O impacto do Projeto Anticrime na vida da mulher foi tema do terceiro painel do debate Direito Por Vozes Femininas, que nesta edição analisa a proposta legislativa que propõe alterações relacionadas ao direito penal na tentativa de reduzir a criminalidade. O evento, organizado pela Comissão da Mulher Advogada, ocorre durante essa sexta-feira (10) na sala do Conselho Pleno da OAB Paraná.
A vice-presidente da Comissão da Mulher Advogada do Conselho Federal da OAB, Alice Bianchini foi uma das integrantes da mesa. Ela chamou atenção para a possibilidade que o PL traz da violenta emoção como justificativa para atos violentos. Alice observou que durante uma briga, uma mulher supostamente cometer uma agressão verbal e isso ser utilizado para justificar a “violenta emoção” do agressor que reage com violência física . “Até que ponto a agressão verbal poderá ser considerada provocação?”, questiona a advogada. Ela lembra que hoje dificilmente se fala em “legítima defesa da honra” em processos de agressões contra mulheres. Em vez disso, vem ganhando espaço a mentalidade de que “quem ama não mata”. A presidente da CMA nacional ressaltou que 45% das mulheres vítimas de feminicídio no Brasil estavam em processo de separação ou recém separadas.

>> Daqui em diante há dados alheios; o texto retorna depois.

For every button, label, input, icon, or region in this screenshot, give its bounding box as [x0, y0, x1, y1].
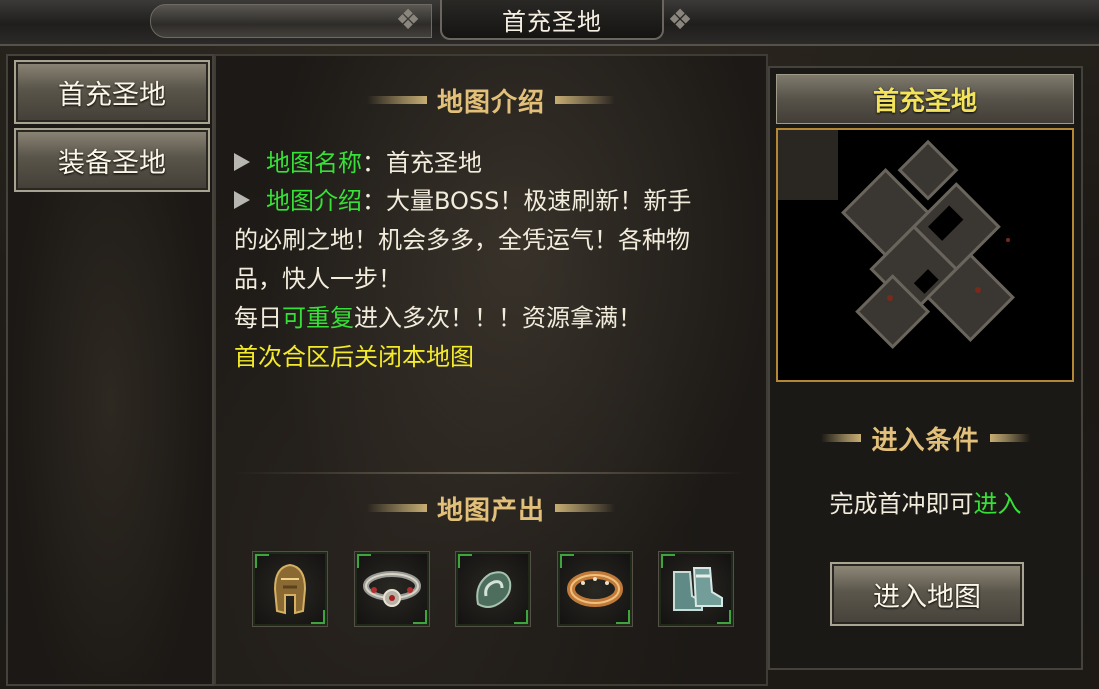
item-slot-ring[interactable]	[557, 551, 633, 627]
map-info-panel: 地图介绍 地图名称：首充圣地 地图介绍：大量BOSS！极速刷新！新手 的必刷之地…	[214, 54, 768, 686]
colon: ：	[362, 149, 386, 177]
helmet-icon	[253, 552, 327, 626]
game-window: ❖ ❖ 首充圣地 首充圣地 装备圣地 地图介绍 地图名称：首充圣地 地图介绍：大…	[0, 0, 1099, 689]
necklace-icon	[355, 552, 429, 626]
enter-map-button[interactable]: 进入地图	[830, 562, 1024, 626]
boots-icon	[659, 552, 733, 626]
heading-deco-left	[821, 434, 862, 442]
ring-icon	[558, 552, 632, 626]
item-slot-necklace[interactable]	[354, 551, 430, 627]
condition-prefix: 完成首冲即可	[829, 490, 974, 518]
map-intro-line3: 品，快人一步！	[234, 265, 402, 293]
heading-deco-left	[366, 96, 427, 104]
map-name-row: 地图名称：首充圣地	[234, 144, 764, 183]
item-slot-helmet[interactable]	[252, 551, 328, 627]
map-name-label: 地图名称	[266, 149, 362, 177]
condition-heading-text: 进入条件	[871, 425, 980, 456]
map-title: 首充圣地	[776, 74, 1074, 124]
daily-suffix: 进入多次！！！资源拿满！	[354, 304, 642, 332]
map-intro-label: 地图介绍	[266, 187, 362, 215]
ornament-icon: ❖	[395, 3, 421, 36]
map-intro-line1: 大量BOSS！极速刷新！新手	[386, 187, 692, 215]
item-slot-bracelet[interactable]	[455, 551, 531, 627]
map-preview-panel: 首充圣地 进入条件 完成首冲即可进入 进入地图	[768, 66, 1083, 670]
heading-deco-right	[555, 96, 615, 104]
heading-deco-right	[989, 434, 1030, 442]
minimap-image	[778, 130, 1072, 380]
item-slot-boots[interactable]	[658, 551, 734, 627]
close-warning: 首次合区后关闭本地图	[234, 343, 474, 371]
map-intro-line2: 的必刷之地！机会多多，全凭运气！各种物	[234, 226, 690, 254]
map-name-value: 首充圣地	[386, 149, 482, 177]
condition-heading: 进入条件	[770, 420, 1081, 456]
divider	[236, 472, 746, 474]
map-intro-row: 地图介绍：大量BOSS！极速刷新！新手	[234, 182, 764, 221]
intro-heading: 地图介绍	[216, 82, 766, 118]
map-preview	[776, 128, 1074, 382]
tab-first-recharge-sanctuary[interactable]: 首充圣地	[14, 60, 210, 124]
bullet-arrow-icon	[234, 153, 250, 171]
heading-deco-left	[366, 504, 427, 512]
intro-text: 地图名称：首充圣地 地图介绍：大量BOSS！极速刷新！新手 的必刷之地！机会多多…	[234, 144, 764, 377]
sidebar: 首充圣地 装备圣地	[6, 54, 214, 686]
window-title: 首充圣地	[440, 0, 664, 40]
bracelet-icon	[456, 552, 530, 626]
reward-items	[252, 551, 742, 631]
daily-highlight: 可重复	[282, 304, 354, 332]
bullet-arrow-icon	[234, 191, 250, 209]
condition-text: 完成首冲即可进入	[770, 484, 1081, 519]
heading-deco-right	[555, 504, 615, 512]
daily-row: 每日可重复进入多次！！！资源拿满！	[234, 299, 764, 338]
title-bar: ❖ ❖ 首充圣地	[0, 0, 1099, 670]
ornament-icon: ❖	[667, 3, 693, 36]
daily-prefix: 每日	[234, 304, 282, 332]
output-heading: 地图产出	[216, 490, 766, 526]
colon: ：	[362, 187, 386, 215]
intro-heading-text: 地图介绍	[436, 87, 545, 118]
tab-equipment-sanctuary[interactable]: 装备圣地	[14, 128, 210, 192]
output-heading-text: 地图产出	[436, 495, 545, 526]
condition-highlight: 进入	[973, 490, 1022, 518]
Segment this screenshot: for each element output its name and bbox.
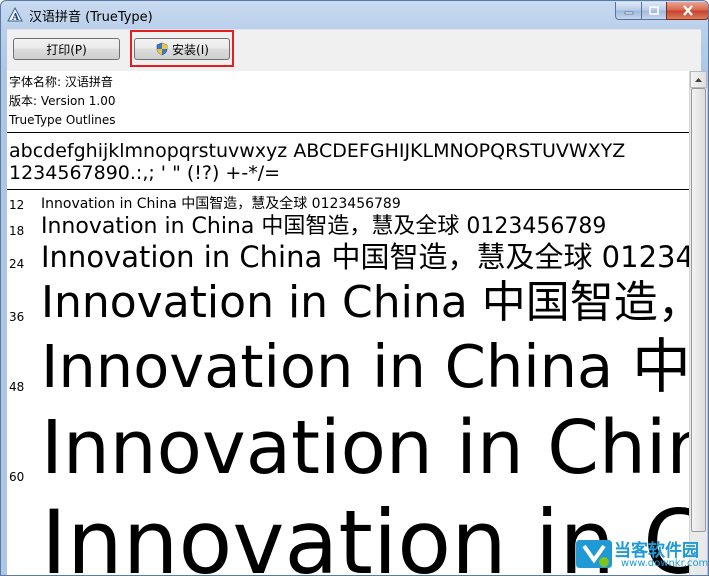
size-label: 18	[9, 224, 25, 238]
charset-preview: abcdefghijklmnopqrstuvwxyz ABCDEFGHIJKLM…	[9, 140, 625, 184]
install-highlight-box	[130, 30, 234, 67]
font-app-icon: A	[7, 7, 23, 23]
font-name-text: 字体名称: 汉语拼音	[9, 75, 113, 89]
scroll-up-button[interactable]	[690, 71, 707, 88]
size-label: 36	[9, 310, 25, 324]
charset-letters: abcdefghijklmnopqrstuvwxyz ABCDEFGHIJKLM…	[9, 140, 626, 162]
sample-text: Innovation in China 中国智造，慧及全球 0123456789	[41, 240, 689, 274]
site-logo-icon	[576, 540, 612, 568]
font-viewer-window: A 汉语拼音 (TrueType) 打印(P) 安装(I) 字体名称: 汉语拼音	[0, 0, 709, 576]
font-info: 字体名称: 汉语拼音 版本: Version 1.00 TrueType Out…	[9, 73, 116, 130]
size-label: 60	[9, 470, 25, 484]
maximize-button[interactable]	[641, 2, 667, 20]
arrow-up-icon	[695, 77, 702, 82]
sample-text: Innovation in China	[41, 405, 689, 491]
font-version-text: 版本: Version 1.00	[9, 94, 116, 108]
sample-text: Innovation in China 中国智造，慧及全球 0123456789	[41, 214, 607, 239]
font-preview-pane[interactable]: 字体名称: 汉语拼音 版本: Version 1.00 TrueType Out…	[7, 71, 689, 575]
title-bar[interactable]: A 汉语拼音 (TrueType)	[1, 1, 708, 29]
print-button[interactable]: 打印(P)	[13, 38, 120, 60]
size-label: 24	[9, 257, 25, 271]
toolbar: 打印(P) 安装(I)	[7, 29, 701, 72]
charset-symbols: 1234567890.:,; ' " (!?) +-*/=	[9, 162, 281, 184]
minimize-button[interactable]	[615, 2, 642, 20]
maximize-icon	[649, 6, 659, 15]
sample-text: Innovation in China 中国智造，慧及全球	[41, 277, 689, 328]
close-button[interactable]	[666, 2, 708, 20]
divider	[7, 189, 689, 190]
scroll-thumb[interactable]	[691, 88, 706, 532]
divider	[7, 132, 689, 133]
sample-text: Innovation in China 中国智造	[41, 332, 689, 401]
size-label: 48	[9, 380, 25, 394]
site-watermark: 当客软件园 www.downkr.com	[574, 534, 708, 574]
close-icon	[682, 5, 693, 16]
print-button-label: 打印(P)	[46, 42, 87, 57]
minimize-icon	[624, 11, 633, 14]
size-label: 12	[9, 198, 25, 212]
sample-text: Innovation in China 中国智造，慧及全球 0123456789	[41, 196, 401, 212]
font-outline-text: TrueType Outlines	[9, 113, 116, 127]
window-title: 汉语拼音 (TrueType)	[29, 10, 153, 25]
svg-text:A: A	[11, 13, 20, 23]
watermark-url: www.downkr.com	[621, 558, 709, 569]
vertical-scrollbar[interactable]	[689, 71, 707, 575]
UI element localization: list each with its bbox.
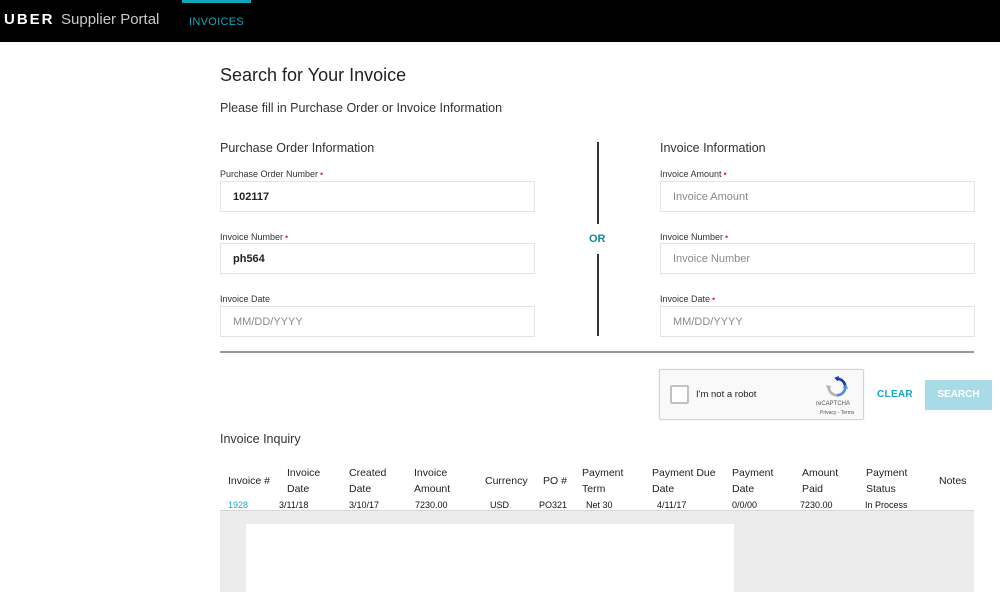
required-marker: •	[712, 294, 716, 304]
cell-po-number: PO321	[539, 500, 568, 510]
recaptcha-terms-link[interactable]: Privacy - Terms	[820, 410, 854, 416]
po-number-input[interactable]	[220, 181, 535, 212]
cell-created-date: 3/10/17	[349, 500, 380, 510]
cell-payment-date: 0/0/00	[732, 500, 758, 510]
po-invoice-date-label: Invoice Date	[220, 294, 271, 304]
form-separator	[220, 351, 974, 353]
cell-payment-due-date: 4/11/17	[657, 500, 687, 510]
col-header-invoice-date: Invoice Date	[287, 467, 321, 495]
invoice-amount-input[interactable]	[660, 181, 975, 212]
cell-currency: USD	[490, 500, 510, 510]
col-header-po-number: PO #	[543, 475, 567, 487]
po-invoice-number-input[interactable]	[220, 243, 535, 274]
top-nav-bar: UBER Supplier Portal INVOICES	[0, 0, 1000, 42]
col-header-invoice-amount: Invoice Amount	[414, 467, 451, 495]
required-marker: •	[285, 232, 289, 242]
col-header-created-date: Created Date	[349, 467, 387, 495]
tab-invoices[interactable]: INVOICES	[182, 0, 251, 42]
page-title: Search for Your Invoice	[220, 65, 407, 85]
col-header-payment-term: Payment Term	[582, 467, 624, 495]
or-label: OR	[589, 233, 606, 245]
recaptcha-checkbox[interactable]	[670, 385, 689, 404]
recaptcha-label: I'm not a robot	[696, 389, 757, 400]
cell-invoice-amount: 7230.00	[415, 500, 448, 510]
col-header-currency: Currency	[485, 475, 528, 487]
or-divider-bottom	[597, 254, 599, 336]
invoice-detail-panel	[246, 524, 734, 592]
po-number-label: Purchase Order Number •	[220, 169, 324, 179]
invoice-section-title: Invoice Information	[660, 141, 766, 155]
col-header-invoice-number: Invoice #	[228, 475, 271, 487]
cell-invoice-date: 3/11/18	[279, 500, 309, 510]
invoice-number-input[interactable]	[660, 243, 975, 274]
cell-invoice-number-link[interactable]: 1928	[228, 500, 248, 510]
search-button[interactable]: SEARCH	[925, 380, 992, 410]
col-header-payment-due-date: Payment Due Date	[652, 467, 716, 495]
col-header-payment-status: Payment Status	[866, 467, 908, 495]
or-divider-top	[597, 142, 599, 224]
invoice-date-label: Invoice Date •	[660, 294, 716, 304]
required-marker: •	[723, 169, 727, 179]
required-marker: •	[320, 169, 324, 179]
recaptcha-widget: I'm not a robot reCAPTCHA Privacy - Term…	[659, 369, 864, 420]
cell-payment-status: In Process	[865, 500, 908, 510]
cell-payment-term: Net 30	[586, 500, 613, 510]
recaptcha-logo-icon	[826, 376, 848, 397]
clear-button[interactable]: CLEAR	[871, 385, 919, 405]
col-header-notes: Notes	[939, 475, 967, 487]
po-section-title: Purchase Order Information	[220, 141, 375, 155]
brand-subtitle: Supplier Portal	[61, 11, 160, 28]
required-marker: •	[725, 232, 729, 242]
po-invoice-date-input[interactable]	[220, 306, 535, 337]
recaptcha-brand: reCAPTCHA	[816, 401, 851, 407]
brand-logo[interactable]: UBER	[4, 11, 55, 28]
cell-amount-paid: 7230.00	[800, 500, 833, 510]
po-invoice-number-label: Invoice Number •	[220, 232, 289, 242]
invoice-inquiry-title: Invoice Inquiry	[220, 432, 301, 446]
col-header-payment-date: Payment Date	[732, 467, 774, 495]
col-header-amount-paid: Amount Paid	[802, 467, 839, 495]
invoice-number-label: Invoice Number •	[660, 232, 729, 242]
page-subtitle: Please fill in Purchase Order or Invoice…	[220, 101, 503, 115]
invoice-date-input[interactable]	[660, 306, 975, 337]
invoice-amount-label: Invoice Amount •	[660, 169, 727, 179]
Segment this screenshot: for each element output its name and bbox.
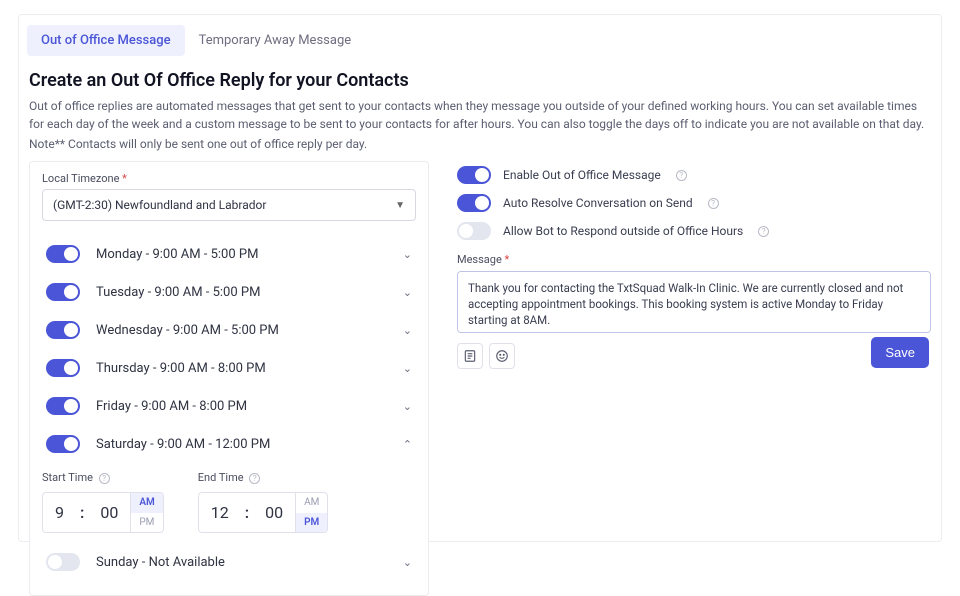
help-icon[interactable]: ? xyxy=(708,198,719,209)
day-row-sunday: Sunday - Not Available ⌄ xyxy=(42,543,416,581)
toggle-thursday[interactable] xyxy=(46,359,80,377)
start-minute[interactable]: 00 xyxy=(88,493,130,532)
page-description: Out of office replies are automated mess… xyxy=(29,97,931,133)
end-time-label-text: End Time xyxy=(198,471,244,484)
chevron-down-icon[interactable]: ⌄ xyxy=(403,362,412,375)
schedule-panel: Local Timezone * (GMT-2:30) Newfoundland… xyxy=(29,161,429,596)
toggle-allow-bot[interactable] xyxy=(457,222,491,240)
chevron-down-icon[interactable]: ⌄ xyxy=(403,286,412,299)
day-label-saturday: Saturday - 9:00 AM - 12:00 PM xyxy=(96,437,387,452)
help-icon[interactable]: ? xyxy=(249,473,260,484)
page-title: Create an Out Of Office Reply for your C… xyxy=(29,70,931,91)
help-icon[interactable]: ? xyxy=(99,473,110,484)
page-note: Note** Contacts will only be sent one ou… xyxy=(29,137,931,151)
settings-card: Out of Office Message Temporary Away Mes… xyxy=(18,14,942,542)
start-time-block: Start Time ? 9 : 00 AM PM xyxy=(42,471,164,533)
message-label-text: Message xyxy=(457,253,502,266)
time-picker-row: Start Time ? 9 : 00 AM PM xyxy=(42,471,416,533)
start-hour[interactable]: 9 xyxy=(43,493,76,532)
option-resolve-row: Auto Resolve Conversation on Send ? xyxy=(457,189,931,217)
start-time-label-text: Start Time xyxy=(42,471,93,484)
start-time-label: Start Time ? xyxy=(42,471,164,484)
day-row-wednesday: Wednesday - 9:00 AM - 5:00 PM ⌄ xyxy=(42,311,416,349)
chevron-down-icon[interactable]: ⌄ xyxy=(403,556,412,569)
end-time-block: End Time ? 12 : 00 AM PM xyxy=(198,471,329,533)
day-row-saturday: Saturday - 9:00 AM - 12:00 PM ⌃ xyxy=(42,425,416,463)
message-label: Message * xyxy=(457,253,931,266)
time-separator: : xyxy=(241,493,253,532)
day-label-friday: Friday - 9:00 AM - 8:00 PM xyxy=(96,399,387,414)
help-icon[interactable]: ? xyxy=(758,226,769,237)
chevron-up-icon[interactable]: ⌃ xyxy=(403,438,412,451)
start-am[interactable]: AM xyxy=(131,493,162,513)
required-mark: * xyxy=(505,253,510,266)
end-time-label: End Time ? xyxy=(198,471,329,484)
day-label-tuesday: Tuesday - 9:00 AM - 5:00 PM xyxy=(96,285,387,300)
toggle-enable-ooo[interactable] xyxy=(457,166,491,184)
caret-down-icon: ▼ xyxy=(395,200,405,211)
end-pm[interactable]: PM xyxy=(296,513,327,533)
day-row-thursday: Thursday - 9:00 AM - 8:00 PM ⌄ xyxy=(42,349,416,387)
timezone-select[interactable]: (GMT-2:30) Newfoundland and Labrador ▼ xyxy=(42,189,416,221)
required-mark: * xyxy=(122,172,127,185)
option-resolve-label: Auto Resolve Conversation on Send xyxy=(503,196,693,210)
timezone-value: (GMT-2:30) Newfoundland and Labrador xyxy=(53,198,266,212)
content-area: Create an Out Of Office Reply for your C… xyxy=(19,56,941,596)
day-row-tuesday: Tuesday - 9:00 AM - 5:00 PM ⌄ xyxy=(42,273,416,311)
start-time-input[interactable]: 9 : 00 AM PM xyxy=(42,492,164,533)
end-hour[interactable]: 12 xyxy=(199,493,241,532)
toggle-wednesday[interactable] xyxy=(46,321,80,339)
option-enable-label: Enable Out of Office Message xyxy=(503,168,661,182)
tab-out-of-office[interactable]: Out of Office Message xyxy=(27,25,185,56)
day-label-wednesday: Wednesday - 9:00 AM - 5:00 PM xyxy=(96,323,387,338)
toggle-friday[interactable] xyxy=(46,397,80,415)
option-bot-label: Allow Bot to Respond outside of Office H… xyxy=(503,224,743,238)
chevron-down-icon[interactable]: ⌄ xyxy=(403,400,412,413)
day-label-thursday: Thursday - 9:00 AM - 8:00 PM xyxy=(96,361,387,376)
timezone-label: Local Timezone * xyxy=(42,172,416,185)
end-minute[interactable]: 00 xyxy=(253,493,295,532)
toggle-monday[interactable] xyxy=(46,245,80,263)
day-label-sunday: Sunday - Not Available xyxy=(96,555,387,570)
option-enable-row: Enable Out of Office Message ? xyxy=(457,161,931,189)
message-tools xyxy=(457,343,931,369)
toggle-saturday[interactable] xyxy=(46,435,80,453)
tabs: Out of Office Message Temporary Away Mes… xyxy=(19,25,941,56)
day-row-monday: Monday - 9:00 AM - 5:00 PM ⌄ xyxy=(42,235,416,273)
save-button[interactable]: Save xyxy=(871,337,929,368)
tab-temporary-away[interactable]: Temporary Away Message xyxy=(185,25,366,56)
chevron-down-icon[interactable]: ⌄ xyxy=(403,324,412,337)
help-icon[interactable]: ? xyxy=(676,170,687,181)
toggle-auto-resolve[interactable] xyxy=(457,194,491,212)
option-bot-row: Allow Bot to Respond outside of Office H… xyxy=(457,217,931,245)
toggle-tuesday[interactable] xyxy=(46,283,80,301)
template-icon[interactable] xyxy=(457,343,483,369)
end-time-input[interactable]: 12 : 00 AM PM xyxy=(198,492,329,533)
end-am[interactable]: AM xyxy=(296,493,327,513)
timezone-label-text: Local Timezone xyxy=(42,172,119,185)
chevron-down-icon[interactable]: ⌄ xyxy=(403,248,412,261)
time-separator: : xyxy=(76,493,88,532)
message-textarea[interactable] xyxy=(457,271,931,333)
day-row-friday: Friday - 9:00 AM - 8:00 PM ⌄ xyxy=(42,387,416,425)
start-pm[interactable]: PM xyxy=(131,513,162,533)
day-label-monday: Monday - 9:00 AM - 5:00 PM xyxy=(96,247,387,262)
toggle-sunday[interactable] xyxy=(46,553,80,571)
emoji-icon[interactable] xyxy=(489,343,515,369)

Alice destaca a importância de se abordar o projeto de lei a partir do olhar das mulheres. “A discussão do Projeto de Lei Anticrime precisa ser feita por toda a sociedade, mas quando você coloca quem sente na pele para fazer a discussão, você consegue trabalhar coisas que outras pessoas não enxergavam”, observa a advogada. “Nada melhor do que a pessoa que está com o problema para dizer sobre ele. Trabalhamos na perspectiva de que as mulheres vão conseguir enxergar coisas que os homens às vezes não enxergam. E às vezes nós mulheres mesmo não conseguimos ver o que outras mulheres vivem. É uma questão da criminologia: quanto mais você coloca o problema perto da pessoa que o vivencia, mais você vai conhece-lo”, conclui.
Mulheres encarceradas
A advogada Letícia Delmindo também participou do painel e chamou a atenção para o fato de a população carcerária feminina ser formada principalmente por mulheres negras. “A maioria dessas mulheres no cárcere advém do tráfico e se envolveu por alguma ligação afetiva”. Ela lembrou ainda que, diferentemente dos homens que recebem visitas, inclusive íntimas, com frequência, a realidade das mulheres nos presídios é de abandono.
Letícia considera que a maneira como o tráfico é tratado na legislação, equiparado a crime hediondo, vai apenas superlotar o sistema carcerário, sem resolver o problema de fato.
Na mesma linha, a advogada Bárbara Correia mencionou que 62% das mulheres presas no Brasil são negras. “Esse perfil precisa estar na nossa cabeça quando pensamos em mulheres”. Na leitura dela, a mulher negra está submetida a um estereótipo de que deve ser forte, de que é sofredora e resistente. Nesse contexto, não só as mulheres negras encarceradas sofrem, mas também aquelas que estão dentro do ciclo do encarceramento, com maridos, filhos ou sobrinhos presos. “Estamos institucionalizando a dor de mulheres negras. São mulheres que muitas vezes precisam ser fortes para investigar sozinhas a morte de seus filhos”, disse Bárbara.
A advogada tratou ainda sobre a situação da juventude negra no Brasil. “A população negra está submetida a uma situação que é um genocídio”, afirmou. “O extermínio dos jovens se dá não apenas com a morte, mas com a exclusão das oportunidades. Nós temos uma juventude negra que não se vê representada”, concluiu.
Painéis
Outros temas foram debatidos na sequência, com análise das questões relacionadas à legítima defesa pela advogada Marina Pinhão Coelho Araújo; à figura do “wistleblower”, pela advogada Anne Amador Kozikoski; e às medidas cautelares e o confisco alargado, pela advogada Márcia Leardini.
Outro painel reuniu as advogadas Michele Cabrera, que falou sobre “Autoritarismo no projeto Anticrime”; Marion Bach, sobre aplicação da pena e o projeto anticrime; Thaíse Mattar Assad, Carla Joana Donna Magnago e Vitória de Oliveira Rocha Alves, sobre os reflexos nos recursos, no tribunal do júri e no interrogatório por videoconferência.
A conferência de encerramento foi feita pela advogada Eleonora Rangel Nacif, presidente do Instituto Brasileiro de Ciências Criminais.